Edinburgh Festival 2014: It’s the way she signs it - art of telling comedy to the deaf
Nick Clark is the arts correspondent of The Independent. He joined the newspaper in June 2007, initially reporting on the stock markets. He has covered beats including the City, and technology, media and telecoms and made the switch to arts in December 2011. He has also contributed articles to the sports section.
Tuesday 05 August 2014
All aspiring comedians know timing is the key to delivering a joke, but for one act at the Edinburgh Festival this is a particular challenge – as she delivers punchlines using sign language.
Despite sharing a stage with top comedians at the Fringe including Adam Hills and Sarah Millican, few will recognise Catherine King’s name even though her exquisite timing often brings some of the biggest laughs.
As the main interpreter for comedians at the festival, she explains that stand-up shows are becoming increasingly popular among deaf audiences and her ability to make the jokes work is crucial.
To work out how to interpret a stand-up’s routine on stage, first she watches the material and takes “exhaustive” notes. She consults on slang and language used by different deaf groups, before doing extensive run-throughs at home. “I process the jokes and pull them apart and re-construct them in a different language. I have to work hard on the timing, so deaf people in the audience get the visuals at the same time as everyone else,” she said.
“There’s nothing I won’t sign, although puns are nightmarish. The audience do sometimes get a bit carried away with me signing words like ‘wanker’. I don’t edit, I just present the material in a way that is a lot less disruptive,” she said.
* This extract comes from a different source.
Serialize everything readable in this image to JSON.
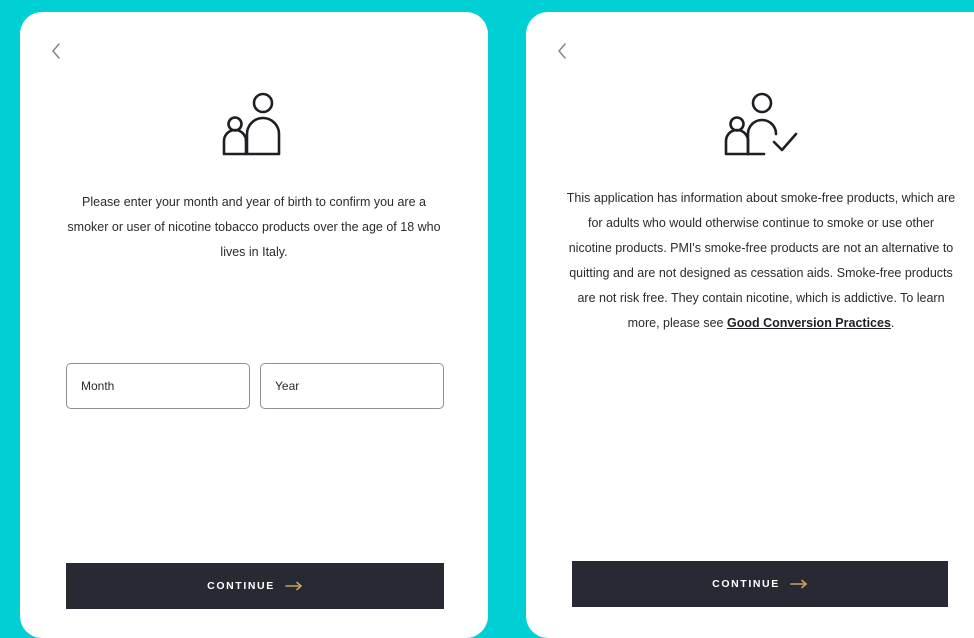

The self-confessed “comedy geek” will sign for Fringe veteran Jimeoin as well as rising star Daniel Sloss. The increasing use of a British Sign Language (BSL) interpreter has helped boost deaf audiences at stand-up. “Deaf people don’t have a tradition of stand up in their culture,” Ms King said. “In BSL culture, it’s about sitting round in a circle and sharing stories about our community, it’s an oral history tradition. The idea of watching a bloke tell jokes is an odd one, but it’s catching on now.”
Each comedian provides a different challenge. “Daniel’s comedy is text based, and about concepts; I have to work a lot harder on stage. With Jimeoin, the issue is that if I get theatrical it impacts on his visuals. I have to think ahead so I don’t tread on his punchlines,” she said. “The great thing about these two guys is they don’t really include me in the show too much.”
Comedians have made her act out rude words for the benefit of the audience, had her Irish dancing on to the stage and one pretended he was signing for her. Sloss said: “There are laughs to be had from it, but you don’t want to do material just about that as people are there to see the show.”
Ms King registered officially in 2000 and was picked by Adam Hills to sign his show at the Pleasance a year later. “I was terrified about doing it. After Adam’s show I fully expected that to be the end of my comedy career,” Ms King said. “Interpreters in Scotland are trained to do everything, then we narrow it down to something we’re good out. I was never very good at mental health, but I’m quite good at comedy.”